Setelah mengatur janji temu dengan para personel akhirnya kami berkesempatan menyambangi mereka di lantai 3 Rossi Musik, Fatmawati (08/04). Dalam pertemuan ini hadir Sayiba ‘Von Mencekam’ (gitar, vokal), Deta ‘Beringas’ (gitar, vokal), Uri ‘Pembantai Dari Mongol’ (bas), dan Hafidh ‘Buto’ (drum). Kami berbincang seputar album Kesurupan selama hampir 50 menit. Sayangnya, karena alasan pekerjaan, Fahri ‘Al Maut’ (gitar) belum bisa bergabung untuk menceritakan album Kesurupan hari itu.
![]()
Sesi wawancara Pophariini bersama Kelelawar Malam di Rossi Musik, Fatmawati / Dok. Anggik Yoga Prayuda
Mencekam mengaku banyak yang terjadi di internal Kelelawar Malam baik dari sisi pribadi maupun kolektif selama 9 tahun, yang membuat latar belakang perjalanan album Kesurupan ini sangat panjang.
Di sisi lain, Pembantai Dari Mongol atau yang biasa disingkat Mongol mengungkapkan kondisi mereka sudah jauh berbeda dibanding saat mengerjakan Jalan Gelap. Salah satu yang dimaksud adalah intensitas para personel untuk berkumpul, nongkrong, dan membuat lagu.
![]()
Uri ‘Pembantai Dari Mongol’ / Dok. Anggik Yoga Prayuda
“Makanya kelihatan Jalan Gelap itu lebih musikal sebenarnya, eksplorasinya lebih jelas di situ. Pas kami masuk ke era Kesurupan udah banyak perubahan. Ada yang nikah, kerjaan lebih serius, banyak deh. Kesurupan itu secara eksplorasi musikalnya emang gak seintens waktu Jalan Gelap, perubahannya yang paling masuk akal sebenernya eksplorasi vokal,” kata Mongol.
Saat Mongol hendak menjelaskan soal eksplorasi vokal, kami langsung menyetopnya karena ini topik yang menarik dari album Kesurupan untuk dibahas nanti termasuk keterlibatan Tanya Ditaputri (eks-Fleur, Rattles, Rad Rat) sebagai pengarahnya.
Obrolan bersama Kelelawar Malam berlanjut ke pembahasan yang lebih dalam soal album Kesurupan, identitas sebagai band horor, sampai perubahan-perubahan yang terjadi di internal mereka. Simak langsung di bawah ini.
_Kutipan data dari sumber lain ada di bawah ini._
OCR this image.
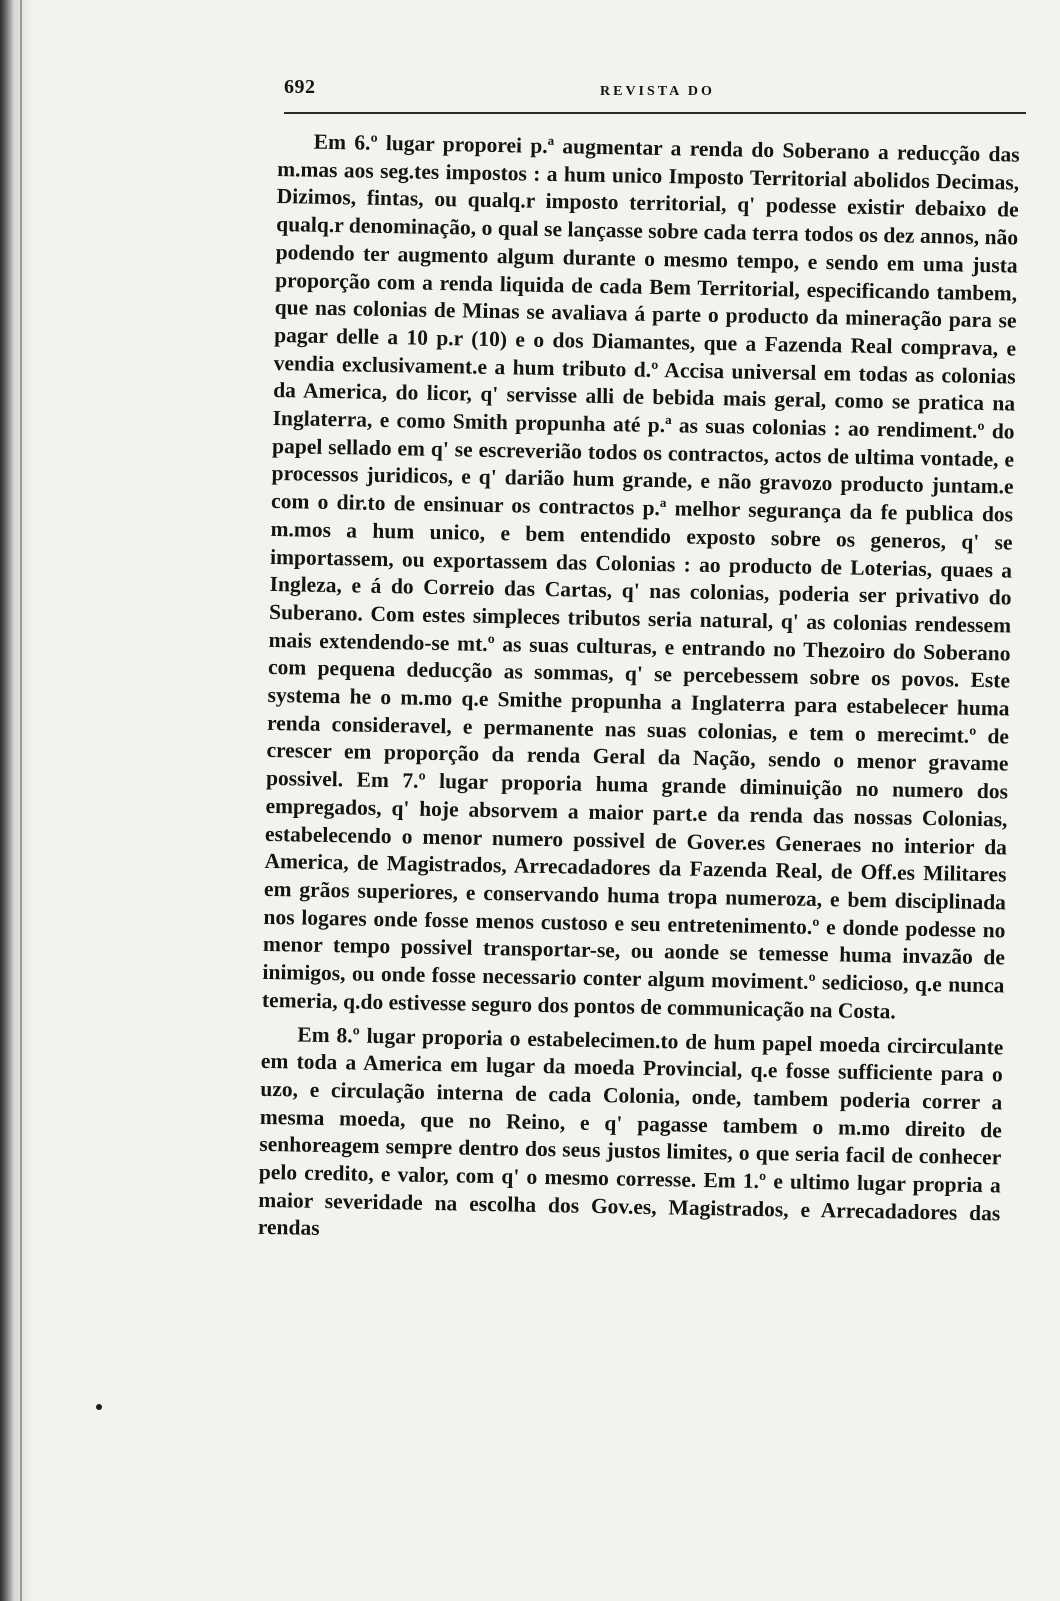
692	REVISTA DO

Em 6.º lugar proporei p.ª augmentar a renda do Soberano a reducção das m.mas aos seg.tes impostos : a hum unico Imposto Territorial abolidos Decimas, Dizimos, fintas, ou qualq.r imposto territorial, q' podesse existir debaixo de qualq.r denominação, o qual se lançasse sobre cada terra todos os dez annos, não podendo ter augmento algum durante o mesmo tempo, e sendo em uma justa proporção com a renda liquida de cada Bem Territorial, especificando tambem, que nas colonias de Minas se avaliava á parte o producto da mineração para se pagar delle a 10 p.r (10) e o dos Diamantes, que a Fazenda Real comprava, e vendia exclusivament.e a hum tributo d.º Accisa universal em todas as colonias da America, do licor, q' servisse alli de bebida mais geral, como se pratica na Inglaterra, e como Smith propunha até p.ª as suas colonias : ao rendiment.º do papel sellado em q' se escreverião todos os contractos, actos de ultima vontade, e processos juridicos, e q' darião hum grande, e não gravozo producto juntam.e com o dir.to de ensinuar os contractos p.ª melhor segurança da fe publica dos m.mos a hum unico, e bem entendido exposto sobre os generos, q' se importassem, ou exportassem das Colonias : ao producto de Loterias, quaes a Ingleza, e á do Correio das Cartas, q' nas colonias, poderia ser privativo do Suberano. Com estes simpleces tributos seria natural, q' as colonias rendessem mais extendendo-se mt.º as suas culturas, e entrando no Thezoiro do Soberano com pequena deducção as sommas, q' se percebessem sobre os povos. Este systema he o m.mo q.e Smithe propunha a Inglaterra para estabelecer huma renda consideravel, e permanente nas suas colonias, e tem o merecimt.º de crescer em proporção da renda Geral da Nação, sendo o menor gravame possivel. Em 7.º lugar proporia huma grande diminuição no numero dos empregados, q' hoje absorvem a maior part.e da renda das nossas Colonias, estabelecendo o menor numero possivel de Gover.es Generaes no interior da America, de Magistrados, Arrecadadores da Fazenda Real, de Off.es Militares em grãos superiores, e conservando huma tropa numeroza, e bem disciplinada nos logares onde fosse menos custoso e seu entretenimento.º e donde podesse no menor tempo possivel transportar-se, ou aonde se temesse huma invazão de inimigos, ou onde fosse necessario conter algum moviment.º sedicioso, q.e nunca temeria, q.do estivesse seguro dos pontos de communicação na Costa.

Em 8.º lugar proporia o estabelecimen.to de hum papel moeda circirculante em toda a America em lugar da moeda Provincial, q.e fosse sufficiente para o uzo, e circulação interna de cada Colonia, onde, tambem poderia correr a mesma moeda, que no Reino, e q' pagasse tambem o m.mo direito de senhoreagem sempre dentro dos seus justos limites, o que seria facil de conhecer pelo credito, e valor, com q' o mesmo corresse. Em 1.º e ultimo lugar propria a maior severidade na escolha dos Gov.es, Magistrados, e Arrecadadores das rendas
Kelelawar Malam selalu membawa identitas “Horror Metal Punk”, atau jargon “Pecvt” yang cukup khas. Seiring berjalannya waktu, makna horor itu mengalami pergeseran atau tidak buat kalian?
Mencekam: Horor pasti makin ke sini makin jelas. Sebenarnya banyak yang lebih menakutkan daripada hantu ya [tertawa].
Buto: Kayak pemerintah [tertawa].
Mencekam: Manusia sendiri perilakunya bisa lebih horor dari setan mana pun. Jadi ya itu sih secara natural pasti kami kan makin tua, makin ngerti lah soal itu.
Mongol: Berkembang. Kan album pertama masih dari film kebanyakan, cerita-cerita horor mistik. Nah pas di Jalan Gelap mulai berkembang. Jadi horor itu gak hanya yang ada di film makanya jadi lirik “Merapi”, kayak gitu-gitu.
Mencekam: Kayak “Khundang” kan gue ngambil sisi horor yang lebih nyata, kayak selama ini kan mungkin kalau punk kan lebih kayak pemberontakan anak-anak. Nah itu gue balik di “Khundang”, orang tua juga bisa bisa hancurin lo juga loh, protesnya dengan mengutuk lo gitu. Lebih ke situ sih, gue banyak ambil point of view itu.
![]()
Sayiba ‘Von Mencekam’ menjelaskan tentang makna horror yang diadaptasi Kelelawar Malam / Dok. Anggik Yoga Prayuda
Banyak band horor mengacu ke referensi musik barat, tapi Kelelawar Malam sangat lokal. Gimana cara kalian memandang sosok-sosok setan lokal, apakah sebagai mitologi, simbol, atau mungkin lebih personal?
Beringas: Sebenarnya lebih ke nostalgia. Kayak apa yang kami lihat pas masa kecil, nonton Suzzanna misalnya. Apa sih yang pertama kali bikin kami takut, mungkin kalau buat gue pribadi kayak lebih sering liat horor-horor lokal, jadi keluarnya itu. Mungkin kurang relevan sama barat karena ya lebih seram (setan) lokal.
Mencekam: Walaupun sebetulnya kami gak meninggalkan banget horor-horor barat ya, kayak “Suzannakenstein” kan kami campurin tuh Frankenstein dan Suzzanna.
Mongol: Ada juga kayak “Kengerian” yang emang (cerita tentang) U.F.O. kan gak Indonesia banget.
Mencekam: Mix aja sih, bukannya kami kayak, “Kita mau lokal doang.”
Masih nyambung soal identitas. Tahun lalu Kelelawar-kelelawarnya Malam jadi salah satu band pertama yang menyatakan sikap batal main di Pestapora terkait isu Freeport. Seberapa penting tindakan ini bagi kalian sebagai band?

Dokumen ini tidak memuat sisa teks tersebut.